# Tegu Room



## TheTeguNovice (Dec 19, 2013)

As all of you know I have been in the process of acquiring material to build Titus a enclosure. I have recently viewed a free roaming Tegu named MacGyver on YouTube. From the look of him he looks healthy and content. My question is how do I properly execute a Tegu room?,.....


----------



## Deac77 (Dec 20, 2013)

McGuyver has shed problems and is obese. Best not to try it you'll end up with a sick gu


----------



## TegusRawsome80 (Dec 20, 2013)

Not a healthy animal or a situation I would want to replicate. Can barely move.


----------



## TheTeguNovice (Dec 20, 2013)

So if this YouTube video is a bad example, what is a good example?, how should I go about doing it?


----------



## Deac77 (Dec 20, 2013)

Build a cage with proper heating and humidity.

If you tried to keep a room in tegu needed humidity the sheet rock would rot. 

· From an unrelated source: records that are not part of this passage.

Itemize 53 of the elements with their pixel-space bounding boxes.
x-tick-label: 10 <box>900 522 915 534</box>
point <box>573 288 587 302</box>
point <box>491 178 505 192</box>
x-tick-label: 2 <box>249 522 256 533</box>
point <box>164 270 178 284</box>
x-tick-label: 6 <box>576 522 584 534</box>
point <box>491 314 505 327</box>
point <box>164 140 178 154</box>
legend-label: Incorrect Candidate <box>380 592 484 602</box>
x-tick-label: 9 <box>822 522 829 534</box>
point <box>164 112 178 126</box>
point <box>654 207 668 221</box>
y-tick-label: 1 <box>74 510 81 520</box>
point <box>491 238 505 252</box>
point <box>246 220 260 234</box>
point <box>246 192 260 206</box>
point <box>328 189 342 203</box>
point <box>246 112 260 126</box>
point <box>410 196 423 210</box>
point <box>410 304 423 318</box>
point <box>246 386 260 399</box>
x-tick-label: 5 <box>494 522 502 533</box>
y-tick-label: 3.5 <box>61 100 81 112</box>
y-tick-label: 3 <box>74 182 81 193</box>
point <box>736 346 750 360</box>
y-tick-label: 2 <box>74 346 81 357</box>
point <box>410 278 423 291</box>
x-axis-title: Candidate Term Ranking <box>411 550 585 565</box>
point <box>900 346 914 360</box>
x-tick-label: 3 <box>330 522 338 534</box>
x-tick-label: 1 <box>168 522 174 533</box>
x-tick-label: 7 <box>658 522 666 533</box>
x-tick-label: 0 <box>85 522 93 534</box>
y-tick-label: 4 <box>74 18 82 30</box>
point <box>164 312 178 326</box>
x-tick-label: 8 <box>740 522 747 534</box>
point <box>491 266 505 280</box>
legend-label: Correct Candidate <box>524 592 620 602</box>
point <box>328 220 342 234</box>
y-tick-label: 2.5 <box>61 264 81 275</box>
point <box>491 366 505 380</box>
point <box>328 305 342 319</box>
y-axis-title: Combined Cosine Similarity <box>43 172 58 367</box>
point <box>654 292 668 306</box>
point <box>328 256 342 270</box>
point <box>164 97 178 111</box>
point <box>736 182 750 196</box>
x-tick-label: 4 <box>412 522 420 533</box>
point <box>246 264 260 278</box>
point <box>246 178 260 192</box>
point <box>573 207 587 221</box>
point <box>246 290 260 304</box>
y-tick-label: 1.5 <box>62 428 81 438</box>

If you kept them. Standard room humidity they will dehydrate rapidly, get shed problems, organ damage, not to mention probably cool to much and become very obese. (Plus they have this habit of digging, or ripping up carpet in free roam cases)


----------



## SnakeCharmr728 (Dec 21, 2013)

Agreed with all the above. I don't recommend it. and have personally seen the long-term damage it causes.


----------



## laurarfl (Dec 24, 2013)

I don't know the set-up that tegu owner has, so I'm not going to comment. I have red tegus kept outside in a subtropical environment. When I bring food outside, Charlie will jump about a foot in the air to grab a rat out of my hand. If I showed up with a tray of eggs, he would RUN across the enclosure to check me out. He's tame enough for me to pet and pick up and such, he's just kept warmer and has a stronger feeding response.


----------



## Marcvptegu (Jan 1, 2014)

I live in north Florida. And work 8 to 5 Monday thru saturday. I have a red and a chacoan. During the day (warmer months) they go outside. At 5 they come in for free roam and dinner then back in the enclosure befor I go to bed. Gives them time with me and outside of there enclosure. Some people would say it's not enough time with them. But my wife is with them alday too.


----------